Segundo Abílio Sereno, levar a amostra de arroz para estrangeiro acarreta custos e a própria AIFAESA está sem verbas.

Também o Chefe de Departamento de Toxicologia do Laboratório Nacional do Ministério da Saúde, Gaspar Pinto, reconheceu que o laboratório do MS no Hospital Nacional Guido Valadares se encontra sem equipamentos adequados para examinar os alimentos.

“Mas falarei com os meus dirigentes para vermos os recursos para a amostra cedida pela AIFAESA e prometemos que não abandonaremos a amostra”, disse.

O Chefe de Departamento solicitou, por isso, ao Parlamento Nacional e ao Governo que tivessem em consideração a importância do laboratório assim como da aquisição de equipamentos completos e recursos adequados para assim futuramente poderem trabalhar de forma adequada no controlo da saúde pública.

“Não podemos fazer nada uma vez que os equipamentos não são adequados.

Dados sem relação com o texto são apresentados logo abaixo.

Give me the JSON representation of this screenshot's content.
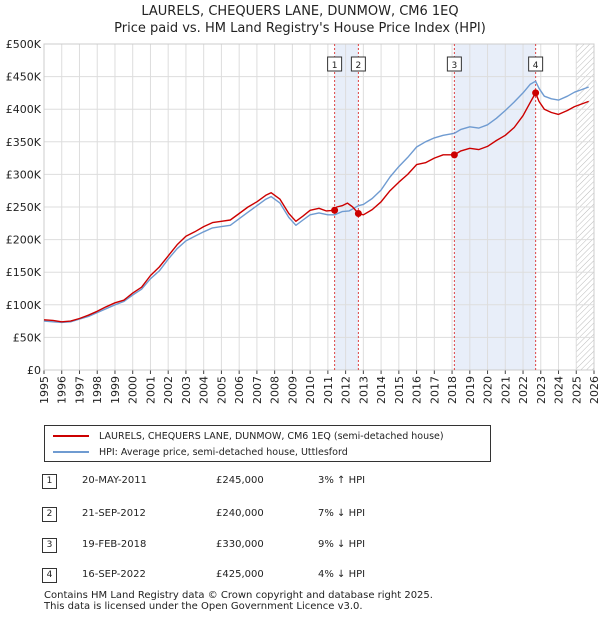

Como é que ajudamos como técnicos no terreno? Propusemos ao Governo e Parlamento a alocação de verbas para o laboratório nacional. Caso contrário, não haverá controlo dos alimentos importados, o que trará impacto para os consumidores”, disse.

Também a Chefe de Departamento de Produção Alimentar e Gestão da Pós-Colheita do MAP, Suzana Vila Nova, afirmou que o ministério tem, atualmente, apenas um laboratório, mas ainda não efetuam o controlo dos alimentos.

“[A questão do laboratório] Dificulta, por isso, o controlo dos alimentos em Timor-Leste. Sugerimos ao Executivo que aloque verbas suficientes para construir um laboratório para os alimentos e faça o controlo dos alimentos importados do estrangeiro”, sugeriu, salientando que, se não se atribuísse importância à questão, seria difícil o controlo, o que afetaria a saúde pública.

Recorde-se que a AIFAESA já tem em sua posse uma amostra de arroz da marca Globus importado da China.

Segundo o diretor da AIFAESA, Gabriel Costa, a amostra foi recolhida na sequência de queixas dos consumidores relativas à má qualidade do arroz.